Personally, I choose to GM a 5-10 second round since it far, far, far better represents the maximum 2 maneuvers any PC can perform in any single round.
But my question is this: Why did this version of the role playing game have text saying "one minute"? All the previous books had a very specific time: 6 seconds.
Why do I think this a problem? Because while it's true that some actions in combat (especially some that involve the Force) should take a complete minute (or longer) to perform, most of the other actions/maneuver can easily be accomplished multiple times in that same time span.

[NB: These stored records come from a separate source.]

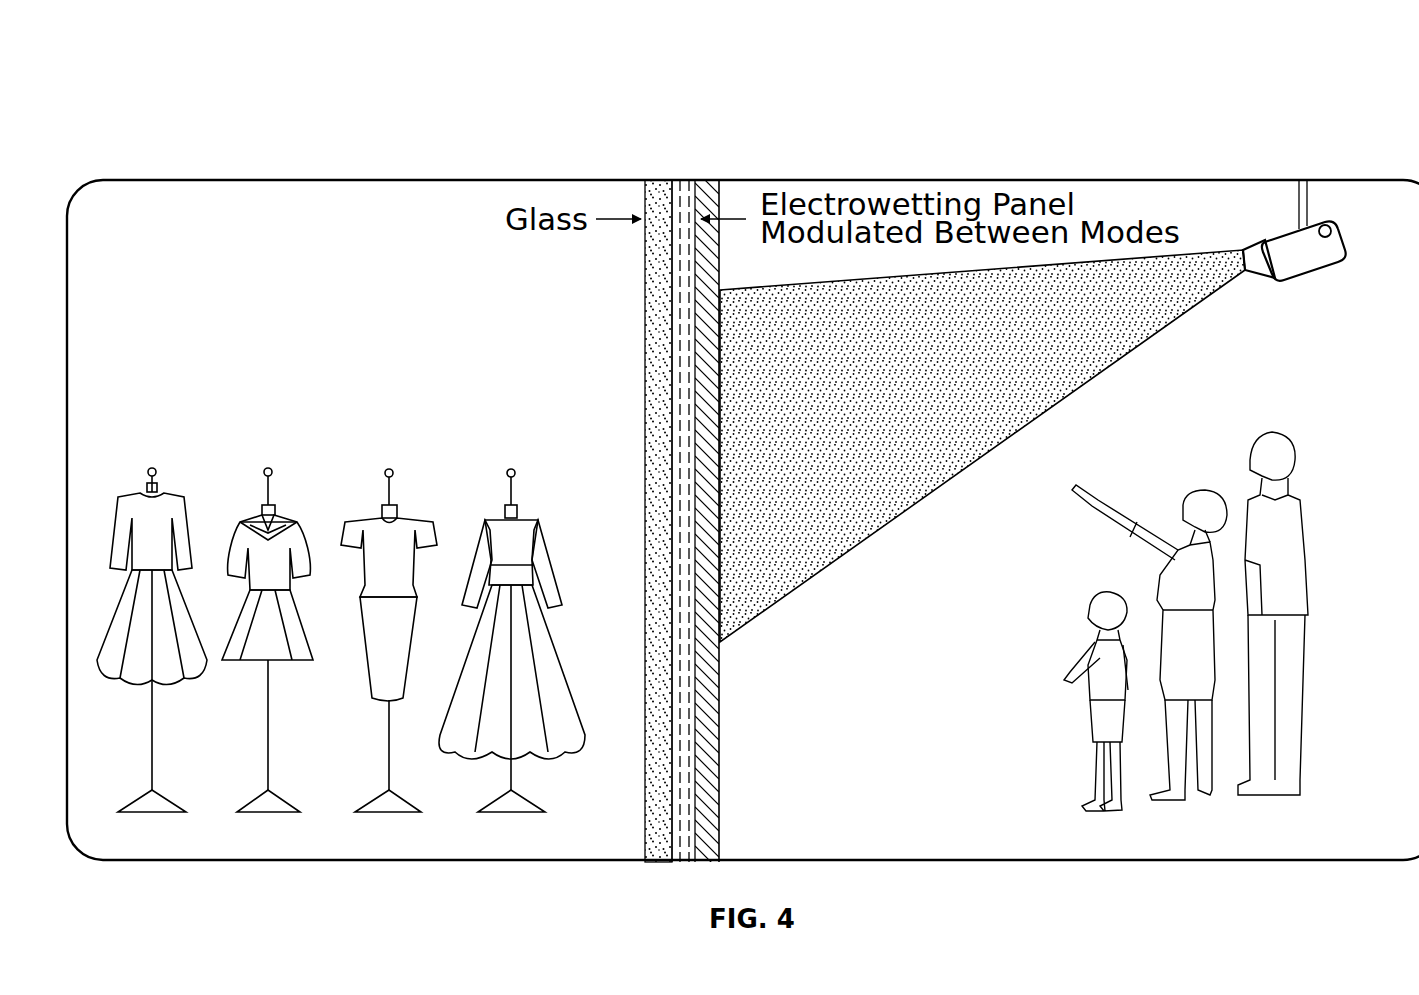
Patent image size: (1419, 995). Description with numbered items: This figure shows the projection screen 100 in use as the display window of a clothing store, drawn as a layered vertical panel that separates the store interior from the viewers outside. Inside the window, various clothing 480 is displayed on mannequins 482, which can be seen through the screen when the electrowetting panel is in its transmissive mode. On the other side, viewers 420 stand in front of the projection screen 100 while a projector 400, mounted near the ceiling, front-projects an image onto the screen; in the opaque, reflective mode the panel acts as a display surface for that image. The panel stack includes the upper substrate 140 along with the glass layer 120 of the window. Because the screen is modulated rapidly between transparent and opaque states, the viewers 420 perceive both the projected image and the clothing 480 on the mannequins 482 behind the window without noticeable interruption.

The projection screen 100 is at (702, 200).
The glass 120 is at (655, 208).
The upper substrate 140 is at (715, 730).
The projector 400 is at (1315, 270).
The viewers 420 is at (1207, 428).
The clothing 480 is at (375, 625).
The mannequins 482 is at (397, 520).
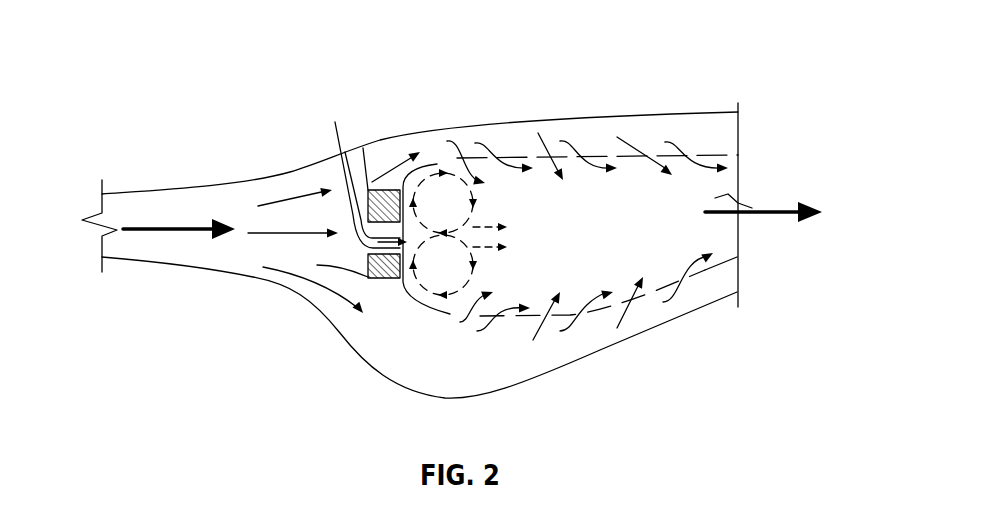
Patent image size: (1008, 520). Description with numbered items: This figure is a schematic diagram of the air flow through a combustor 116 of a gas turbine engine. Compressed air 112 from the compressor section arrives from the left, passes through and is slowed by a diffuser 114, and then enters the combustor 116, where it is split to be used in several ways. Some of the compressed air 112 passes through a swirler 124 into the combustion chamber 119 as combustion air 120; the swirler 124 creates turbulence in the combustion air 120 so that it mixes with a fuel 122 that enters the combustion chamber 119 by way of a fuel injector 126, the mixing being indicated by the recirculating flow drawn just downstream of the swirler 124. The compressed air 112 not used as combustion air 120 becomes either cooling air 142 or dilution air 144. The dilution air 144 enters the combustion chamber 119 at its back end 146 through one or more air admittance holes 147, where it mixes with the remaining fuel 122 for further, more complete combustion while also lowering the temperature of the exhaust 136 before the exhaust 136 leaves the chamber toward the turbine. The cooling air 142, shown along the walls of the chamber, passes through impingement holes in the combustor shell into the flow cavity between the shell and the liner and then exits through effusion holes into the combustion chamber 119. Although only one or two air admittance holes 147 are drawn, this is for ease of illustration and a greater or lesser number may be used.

The compressed air 112 is at (169, 233).
The diffuser 114 is at (232, 207).
The combustor 116 is at (599, 61).
The combustion chamber 119 is at (593, 247).
The combustion air 120 is at (262, 236).
The fuel 122 is at (342, 128).
The swirler 124 is at (375, 292).
The fuel injector 126 is at (333, 215).
The exhaust 136 is at (767, 214).
The cooling air 142 is at (493, 330).
The dilution air 144 is at (638, 308).
The back end 146 is at (712, 368).
The air admittance holes 147 is at (647, 300).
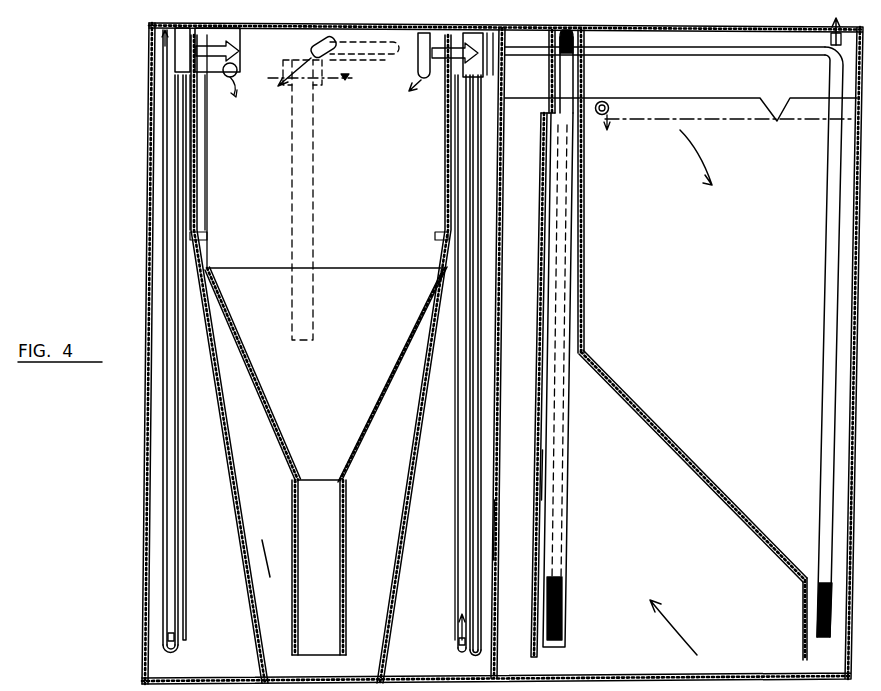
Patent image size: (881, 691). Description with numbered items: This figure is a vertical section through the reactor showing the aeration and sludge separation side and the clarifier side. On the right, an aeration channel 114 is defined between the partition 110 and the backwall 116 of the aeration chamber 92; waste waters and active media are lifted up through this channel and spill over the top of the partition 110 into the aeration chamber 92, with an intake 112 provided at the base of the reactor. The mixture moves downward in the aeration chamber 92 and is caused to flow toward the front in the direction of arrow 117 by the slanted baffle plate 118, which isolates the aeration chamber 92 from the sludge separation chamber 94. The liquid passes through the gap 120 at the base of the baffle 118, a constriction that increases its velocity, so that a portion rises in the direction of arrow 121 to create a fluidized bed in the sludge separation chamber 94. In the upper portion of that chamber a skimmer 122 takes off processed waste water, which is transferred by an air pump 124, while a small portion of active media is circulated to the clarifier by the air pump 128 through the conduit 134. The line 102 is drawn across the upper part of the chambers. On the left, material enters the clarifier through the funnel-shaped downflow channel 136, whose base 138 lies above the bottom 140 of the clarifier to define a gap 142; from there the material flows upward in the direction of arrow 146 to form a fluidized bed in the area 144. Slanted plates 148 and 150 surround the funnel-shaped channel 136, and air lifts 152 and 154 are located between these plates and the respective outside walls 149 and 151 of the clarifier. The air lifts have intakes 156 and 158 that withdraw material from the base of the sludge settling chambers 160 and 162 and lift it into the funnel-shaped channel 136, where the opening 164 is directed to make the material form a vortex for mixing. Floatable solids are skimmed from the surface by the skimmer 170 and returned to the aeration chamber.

The aeration chamber 92 is at (725, 256).
The sludge separation chamber 94 is at (652, 537).
The liquid level line 102 is at (778, 122).
The partition 110 is at (543, 480).
The intake 112 is at (532, 665).
The aeration channel 114 is at (536, 327).
The backwall 116 is at (500, 480).
The arrow 117 is at (709, 157).
The slanted baffle plate 118 is at (657, 432).
The gap 120 is at (800, 665).
The arrow 121 is at (684, 627).
The skimmer 122 is at (572, 150).
The air pump 124 is at (560, 72).
The air pump 128 is at (835, 58).
The conduit 134 is at (730, 56).
The funnel-shaped downflow channel 136 is at (200, 128).
The base 138 is at (298, 606).
The bottom 140 is at (292, 667).
The gap 142 is at (340, 660).
The area 144 is at (326, 382).
The arrow 146 is at (276, 552).
The slanted plate 148 is at (218, 400).
The outside wall 149 is at (149, 487).
The slanted plate 150 is at (413, 441).
The outside wall 151 is at (500, 545).
The air lift 152 is at (176, 540).
The air lift 154 is at (460, 545).
The intake 156 is at (178, 655).
The intake 158 is at (452, 657).
The sludge settling chamber 160 is at (212, 272).
The sludge settling chamber 162 is at (435, 357).
The opening 164 is at (240, 82).
The skimmer 170 is at (313, 107).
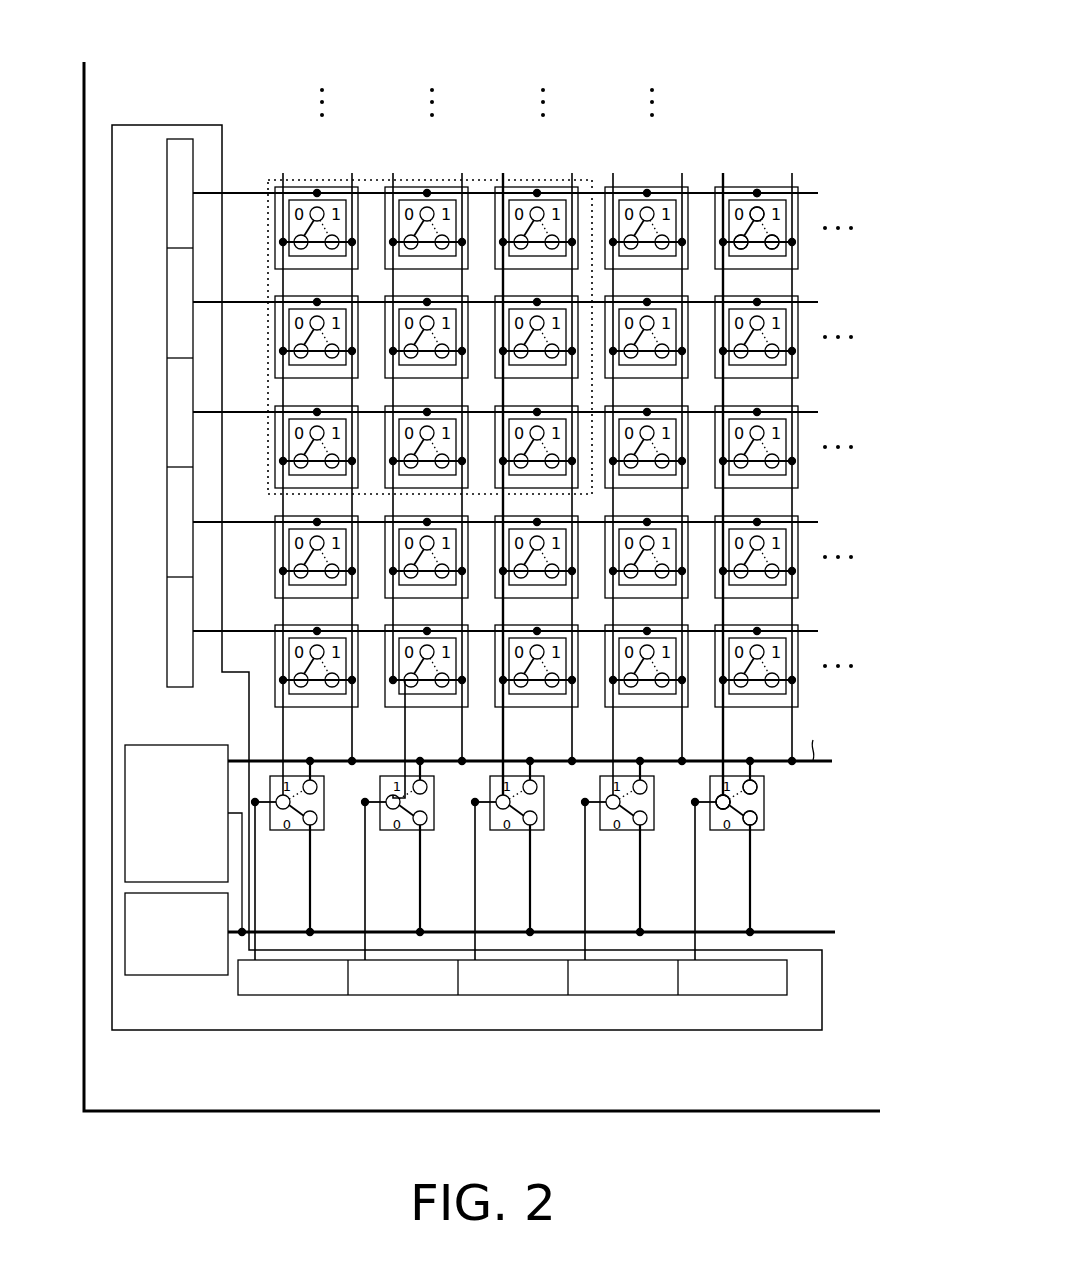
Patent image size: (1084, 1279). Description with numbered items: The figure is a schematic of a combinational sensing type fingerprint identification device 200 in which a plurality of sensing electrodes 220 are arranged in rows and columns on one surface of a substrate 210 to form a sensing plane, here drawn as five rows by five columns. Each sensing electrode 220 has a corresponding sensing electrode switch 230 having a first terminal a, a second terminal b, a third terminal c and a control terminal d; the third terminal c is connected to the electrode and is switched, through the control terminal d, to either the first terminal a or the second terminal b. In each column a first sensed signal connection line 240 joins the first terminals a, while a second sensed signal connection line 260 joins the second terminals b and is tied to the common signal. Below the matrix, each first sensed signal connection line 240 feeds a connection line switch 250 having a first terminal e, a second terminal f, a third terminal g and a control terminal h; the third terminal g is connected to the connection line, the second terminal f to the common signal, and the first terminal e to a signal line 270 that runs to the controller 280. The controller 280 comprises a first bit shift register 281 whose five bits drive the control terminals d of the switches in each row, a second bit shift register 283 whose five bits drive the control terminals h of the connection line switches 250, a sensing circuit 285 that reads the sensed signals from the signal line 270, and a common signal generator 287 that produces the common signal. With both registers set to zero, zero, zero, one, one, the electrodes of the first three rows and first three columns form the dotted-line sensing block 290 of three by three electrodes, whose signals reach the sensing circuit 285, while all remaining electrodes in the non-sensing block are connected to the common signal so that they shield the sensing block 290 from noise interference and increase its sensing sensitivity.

The combinational sensing type fingerprint identification device 200 is at (471, 28).
The substrate 210 is at (468, 1113).
The sensing electrodes 220 is at (316, 191).
The sensing electrode switches 230 is at (330, 190).
The first sensed signal connection lines 240 is at (282, 289).
The connection line switches 250 is at (326, 781).
The second sensed signal connection lines 260 is at (351, 738).
The signal line 270 is at (836, 930).
The controller 280 is at (448, 1030).
The first bit shift register 281 is at (180, 688).
The second bit shift register 283 is at (478, 995).
The sensing circuit 285 is at (176, 976).
The common signal generator 287 is at (212, 744).
The sensing block 290 is at (590, 183).
The first terminal a is at (740, 250).
The second terminal b is at (771, 250).
The third terminal c is at (759, 207).
The control terminal d is at (755, 191).
The first terminal e is at (756, 819).
The second terminal f is at (756, 789).
The third terminal g is at (718, 800).
The control terminal h is at (720, 808).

Example: Run to the end of a football field. The average person can do so in about 30 seconds while an Olympic athlete can do it in just over 10 seconds (for men, 11 seconds for women). In this game, I would judge a football field, from one end to another, to be about 3 range bands. And yet, a PC cannot run half that distance in one minute (one Round)!
Another place this comes up is when we talk about parry and reflect. Virtually everyone agrees that, since reflects do not... umm... reflect (at least the way we see them do it in the movies), the idea is that the baddies shot multiple times and they reflected most but not all of the bolts... OK..... When I control the baddies and I don't use multi-shot, when I only target one person, or I use an aimed shot or a sniper shot, nobody at the table then believes that the bad guy shot multiple times over the course of one minute. He shot once. Once. So, reflect either reflects it away or it doesn't. Wait!! You are saying the bolt DID reflect but then reflected BACK into the Force user! OK... What if the PC has Improved Reflect??? In that case, he reflects the shot into himself which then bounces off himself and hits the bad guy?
You see my issue.... If rounds were set at 5-10 seconds, we now rightly believe, one shot, one reflect. If the round was 5-10 seconds, the 2 maneuver limit makes a lot more sense.
In this forum, I see far too many GMs sticking solidly to a one minute round when the book doesn't even suggest it. It itself says "the elapsed time is deliberately not specified." So, even though I run my games at 5-10 second combat rounds, it seems I'm not the norm and most are sticking to 1 minute.
So, I would like to hear from you guys. Why, oh why, was the 6 second combat rule canned and why do so many GMs appear to use 1 minute combat rounds? Thanks!